AJC loses 9 percent of its circulation. Oops.
That other newspaper in town, the Atlanta Journal-Constitution, has lost 9 percent of its circulation during the past six months, according to the trade publication Editor & Publisher. The official numbers, compiled by the Audit Bureau of Circulations (ABC), will be released next week. But extrapolating from the previous six month's report, the AJC's Sunday circulation is about 477,000 and daily is about 325,000.
It's no secret that dailies are in trouble. Overall, the dailies reporting to the ABC recorded circulation losses of 2.5 percent for weekday circulation and 3.5 percent for Sunday. In other words, the AJC managed to amass about triple the losses of its brethren.
The Cox executive picked to spin the staggering circulation decline, Robert Eickhoff, the AJC's senior vice president of operations, said the newspaper was "marching down a very strategic path."
Um, right. Sort of like describing Napoleon's retreat from Moscow, when his army of almost 700,000 men was reduced to 22,000, as "marching down a very strategic path."

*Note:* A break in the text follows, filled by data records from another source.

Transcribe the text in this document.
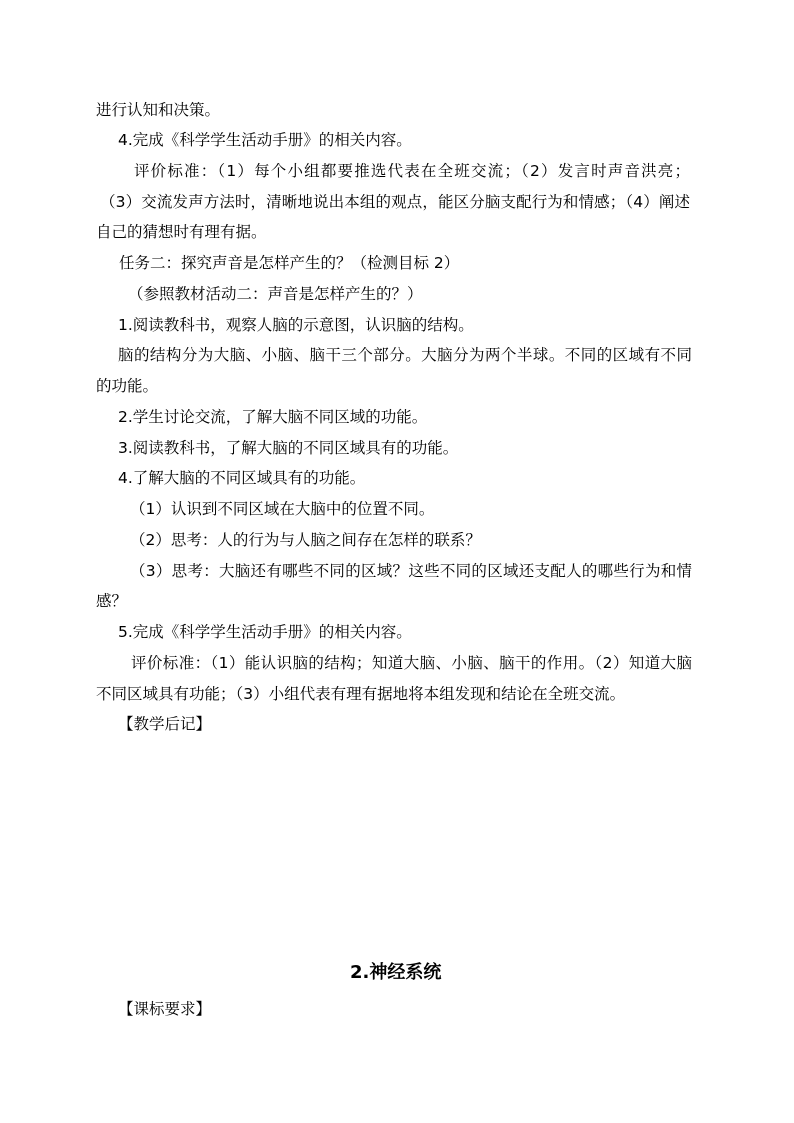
进行认知和决策。
4.完成《科学学生活动手册》的相关内容。
评价标准：（1）每个小组都要推选代表在全班交流；（2）发言时声音洪亮；
（3）交流发声方法时，清晰地说出本组的观点，能区分脑支配行为和情感；（4）阐述
自己的猜想时有理有据。
任务二：探究声音是怎样产生的？（检测目标 2）
（参照教材活动二：声音是怎样产生的？）
1.阅读教科书，观察人脑的示意图，认识脑的结构。
脑的结构分为大脑、小脑、脑干三个部分。大脑分为两个半球。不同的区域有不同
的功能。
2.学生讨论交流，了解大脑不同区域的功能。
3.阅读教科书，了解大脑的不同区域具有的功能。
4.了解大脑的不同区域具有的功能。
（1）认识到不同区域在大脑中的位置不同。
（2）思考：人的行为与人脑之间存在怎样的联系？
（3）思考：大脑还有哪些不同的区域？这些不同的区域还支配人的哪些行为和情
感？
5.完成《科学学生活动手册》的相关内容。
评价标准：（1）能认识脑的结构；知道大脑、小脑、脑干的作用。（2）知道大脑
不同区域具有功能；（3）小组代表有理有据地将本组发现和结论在全班交流。
【教学后记】
2.神经系统
【课标要求】
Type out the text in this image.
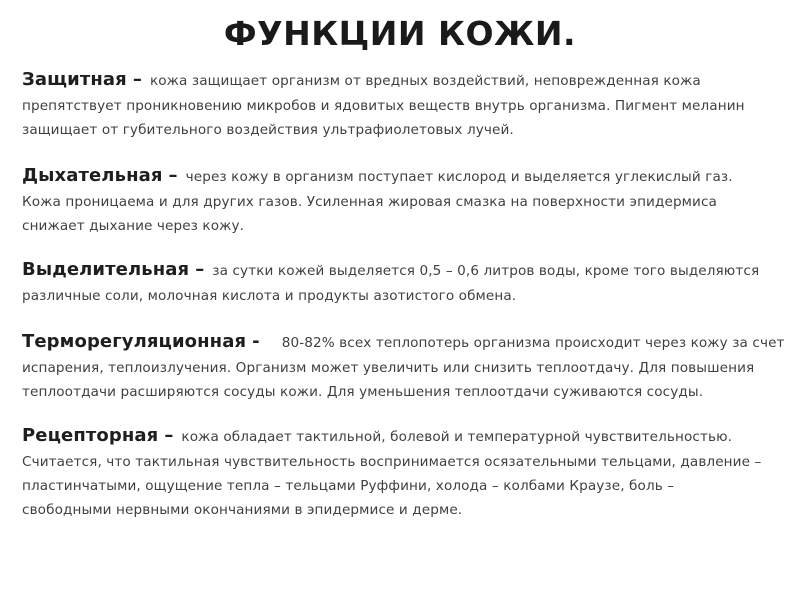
ФУНКЦИИ КОЖИ.
Защитная – кожа защищает организм от вредных воздействий, неповрежденная кожа
препятствует проникновению микробов и ядовитых веществ внутрь организма. Пигмент меланин
защищает от губительного воздействия ультрафиолетовых лучей.
Дыхательная – через кожу в организм поступает кислород и выделяется углекислый газ.
Кожа проницаема и для других газов. Усиленная жировая смазка на поверхности эпидермиса
снижает дыхание через кожу.
Выделительная – за сутки кожей выделяется 0,5 – 0,6 литров воды, кроме того выделяются
различные соли, молочная кислота и продукты азотистого обмена.
Терморегуляционная - 80-82% всех теплопотерь организма происходит через кожу за счет
испарения, теплоизлучения. Организм может увеличить или снизить теплоотдачу. Для повышения
теплоотдачи расширяются сосуды кожи. Для уменьшения теплоотдачи суживаются сосуды.
Рецепторная – кожа обладает тактильной, болевой и температурной чувствительностью.
Считается, что тактильная чувствительность воспринимается осязательными тельцами, давление –
пластинчатыми, ощущение тепла – тельцами Руффини, холода – колбами Краузе, боль –
свободными нервными окончаниями в эпидермисе и дерме.
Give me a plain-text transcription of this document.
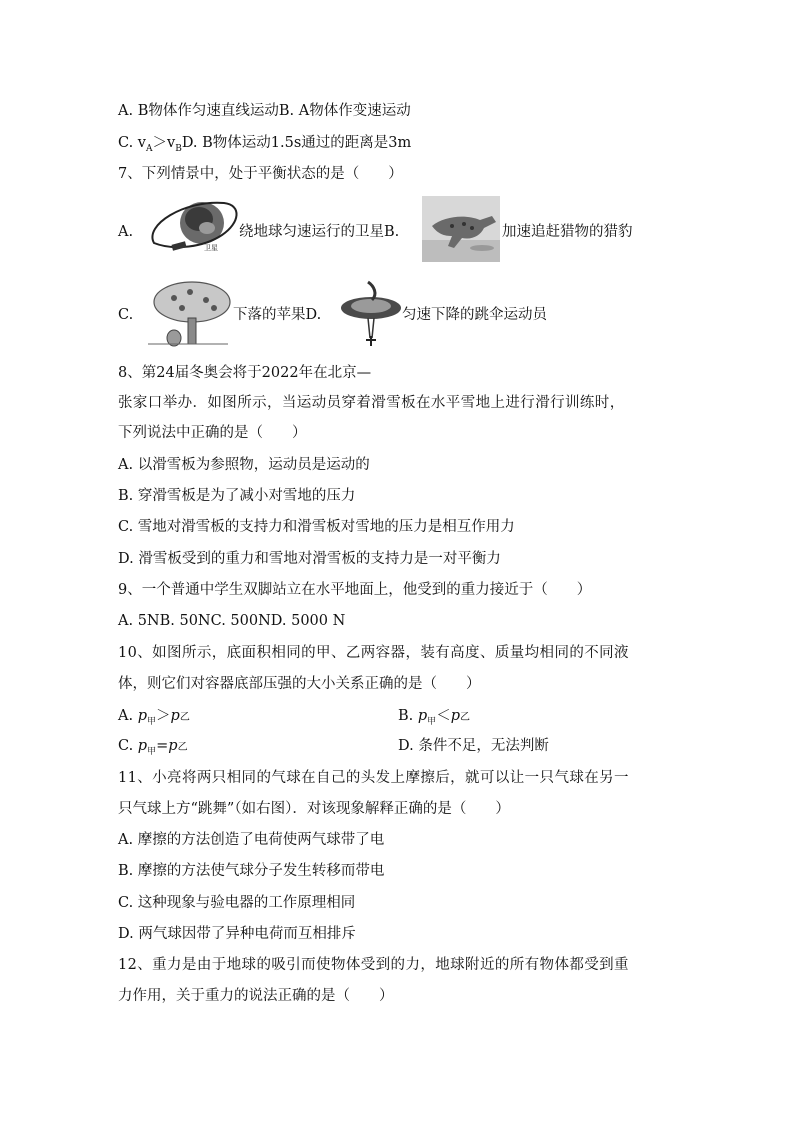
A. B物体作匀速直线运动B. A物体作变速运动
C. $v_A>v_BD$. B物体运动1.5s通过的距离是3m
7、下列情景中，处于平衡状态的是（　　）
A.
卫星
绕地球匀速运行的卫星B.	加速追赶猎物的猎豹
C.	下落的苹果D.	匀速下降的跳伞运动员
8、第24届冬奥会将于2022年在北京—
张家口举办．如图所示，当运动员穿着滑雪板在水平雪地上进行滑行训练时，
下列说法中正确的是（　　）
A. 以滑雪板为参照物，运动员是运动的
B. 穿滑雪板是为了减小对雪地的压力
C. 雪地对滑雪板的支持力和滑雪板对雪地的压力是相互作用力
D. 滑雪板受到的重力和雪地对滑雪板的支持力是一对平衡力
9、一个普通中学生双脚站立在水平地面上，他受到的重力接近于（　　）
A. 5NB. 50NC. 500ND. 5000 N
10、如图所示，底面积相同的甲、乙两容器，装有高度、质量均相同的不同液
体，则它们对容器底部压强的大小关系正确的是（　　）
A. $p_甲>p$乙	B. $p_甲<p$乙
C. $p_甲=p$乙	D. 条件不足，无法判断
11、小亮将两只相同的气球在自己的头发上摩擦后，就可以让一只气球在另一
只气球上方“跳舞”（如右图）．对该现象解释正确的是（　　）
A. 摩擦的方法创造了电荷使两气球带了电
B. 摩擦的方法使气球分子发生转移而带电
C. 这种现象与验电器的工作原理相同
D. 两气球因带了异种电荷而互相排斥
12、重力是由于地球的吸引而使物体受到的力，地球附近的所有物体都受到重
力作用，关于重力的说法正确的是（　　）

In the AJC's case, in the last two decades the newspaper has lost 29 percent of its daily circulation and 27 percent on Sunday. Meanwhile, the Atlanta metro area has grown by about 70 percent.
A few other newspapers also had circulation losses in excess of 7 percent: the South Florida Sun-Sentinel, the San Diego Union-Tribune, the Miami Herald and the Dallas Morning News.
Newspaper publishers for decades have been inventive about explaining big losses of readers. In the case of the AJC and the other big losers in the recent report, aside from the fact that they're all Sunbelt cities, they have one thing in common. None is putting out a newspaper of the quality it did in the past. Apparently, publishers haven't figured out that if you put out a good newspaper, people just might continue to read it.
Daily newspapers, faced with the awful publicity of never-ending circulation declines, are augmenting the ABC reports with numbers reflecting online readership. The AJC, for example, asserts that "combined unduplicated print and online market reach is more than 50 percent," according to Editor & Publisher. Maybe, but there's a big difference in someone clicking on one online story (and seeing no advertising), and the good old days when most of the city subscribed to the Atlanta newspapers.
To be fair, CL has the same issues in readership "migrating" to online. However, our print readership, as measured by the independent Media Audit, showed that during the last year-to-year reporting period, we've had a 15 percent increase in the number of people who read us each month. We now reach 796,900 readers monthly, an increase of about 100,000 from the previous year. Before someone at the AJC says it, yes, we're free. But we're classy.